2. The one who loves you the most is waiting right there in front of you.
As soon as she said this, I found myself back at the lake on that rock, romanced and surrounded by His love.

Come to me, all you who are weary and burdened, and I will give you rest. Matthew 11:28

Session 4: Immeasurably More For Your Life
During this session Cindi spoke about our dreams. She explains that "we are God's unique expression of who He is, designed with His purpose in mind before we were ever created."

There are some great points here, all pointing to our dreams of what/who we want/wanted to be. She explains that our dreams our closely related to what God's plans are for us. Some, have no trouble discovering their dreams. I on the other hand, have no idea. Cindi points out that our dreams can be...

closely connected to our passion

closely connected to our pain

closely connected to our place in life

I feel a little lost...some of my friends know their dreams...

"I've always loved taking pictures, I want to be a photographer." 

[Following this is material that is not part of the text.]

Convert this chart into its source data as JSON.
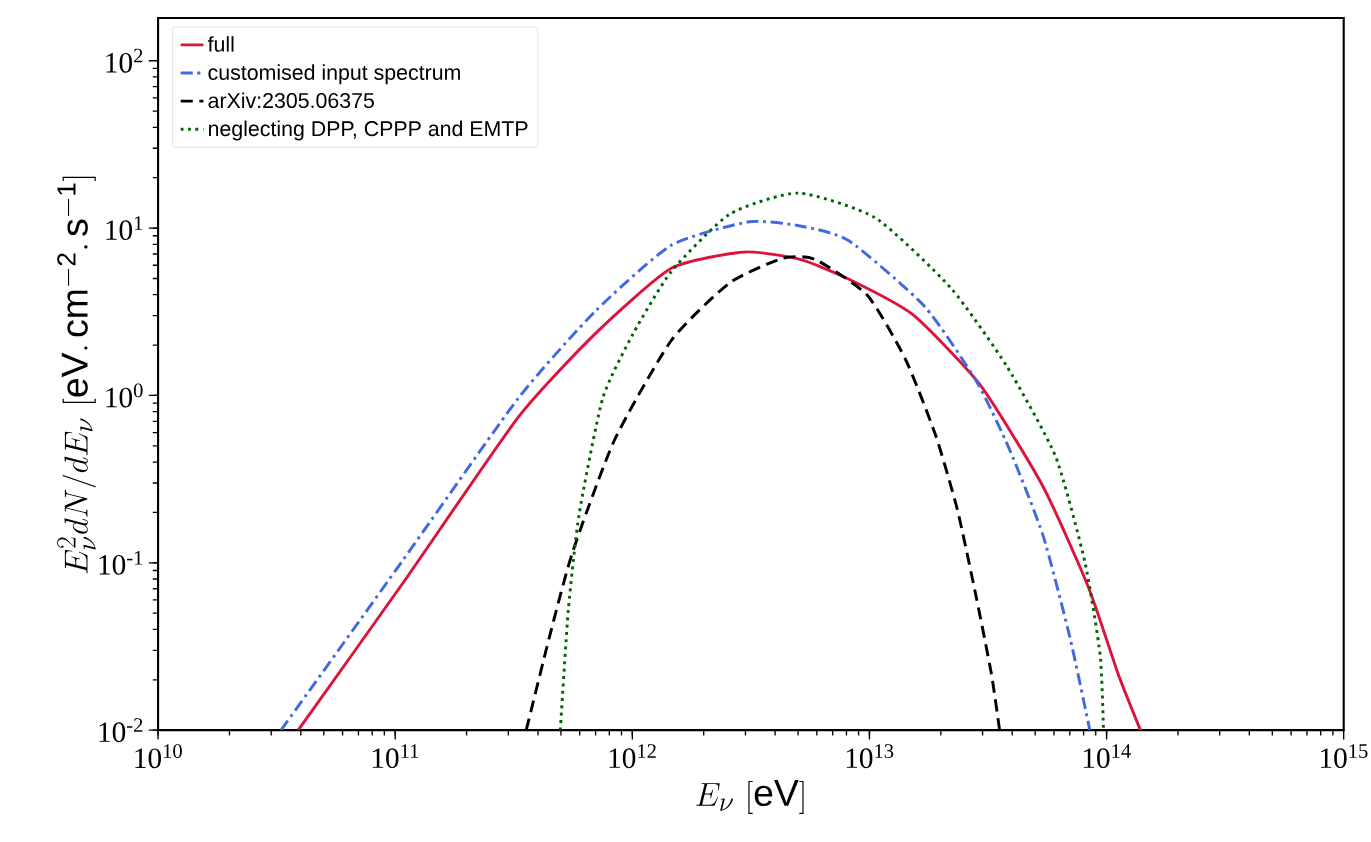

"I love music, I want to sing...I want to dance...I want to play the piano."

What are my dreams?

I purchased Cindi's book When a Woman Discovers Her Dreams

With prayer for direction and discernment...I'm hoping to discover my dream. The dream that the Lord has placed deep within my heart.


Our weekend closed with communion over the Lake. Where we all took our rocks and toss them into the Lake.



One by one, rocks where tossed into the lake, no longer seen...
Symbolizing, our sins covered by Grace.




To stand upon the dock with 170 other women is indescribable.

Here are a few pictures of the women in my Recovery and Step groups.  I hold each and everyone of them very close to my heart.  They are truly some of the most beautiful, important people in my life. I can't help but echo the words said by two of them...

"Makes me think of the road we are all walking with each other. Bumps, bruises...Victory and Praises!

"I can't believe how poor I was and how very rich I am now!"

Ladies...I love you from the bottom of my heart.  I am forever grateful to the Lord for putting each and everyone of you into my life.  I am immeasurably blessed...God is AWESOME!